Not every boss is a good boss to everyone, said Ashwin Ramesh, who has hired hundreds of people and fired a bunch of them over the years. If you hate your company, chances are that you actually hate your boss, he said, admitting that he’s been called a bad boss before.

“If you have a boss that shouts, he sucks,” Ramesh said. “I used to be a shouter, but I’m no longer one. That’s something I’ve learnt from the years. Shouting accomplishes nothing and all you’re doing is making someone feel very bad. If your boss is a shouter, he’s probably immature (like, I was), or worse still, has mental or personal problems.”

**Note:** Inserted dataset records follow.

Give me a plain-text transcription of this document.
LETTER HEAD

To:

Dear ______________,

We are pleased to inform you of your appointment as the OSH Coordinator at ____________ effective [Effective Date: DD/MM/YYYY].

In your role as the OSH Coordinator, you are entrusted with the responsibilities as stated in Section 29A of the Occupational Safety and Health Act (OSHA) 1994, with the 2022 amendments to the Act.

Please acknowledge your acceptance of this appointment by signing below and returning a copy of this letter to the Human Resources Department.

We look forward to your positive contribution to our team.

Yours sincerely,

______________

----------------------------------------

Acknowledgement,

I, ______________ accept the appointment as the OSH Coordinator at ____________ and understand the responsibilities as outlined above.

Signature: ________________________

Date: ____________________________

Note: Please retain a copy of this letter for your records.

Ramesh defines a bad boss as “someone who:

  • Doesn’t understand his team member’s capabilities, strengths and weaknesses
  • Is too embroiled in satisfying his own personal ego and doesn’t listen to subordinates
  • Doesn’t believe in hiring smart team members”

“Bad bosses exist, and they are a major liability for companies” he added, “but by the time they’re discovered, it’s too late and companies have already lost a lot of great employees.”

Some may argue that “fear-driving bosses are good and that they push their teams to results (think Steve Jobs),” wrote Ross Matthews. “Tactics may include tight deadlines, unreasonable results and even threatening one’s job. However, the research says that these harsh methods of leadership may not be that effective. They lead to poor choices, lack of creativity and the expectation of a negative outcome.
“If you treat people like they’re doing a bad job, they’ll probably do a bad job,” Matthews concluded.

So what do you do?

According to Schaffzin, you have three choices: suck it up and accept it, quit or stand up to your boss and accept the ramifications.

You can also ask to be transferred to a different department within the company. “Pick a calmer beta, that is capable of creativity and introspection,” said Nelson “They have always been required to lead from a position of competence and ability.”

Neville agreed: “If you have the good fortune to be at one where there’s a good leader, you’ll find that the company is filled with good leaders. I believe that good leadership and the establishment of a good company culture is the secret ingredient behind a company that is wildly successful beyond all of the predictions.”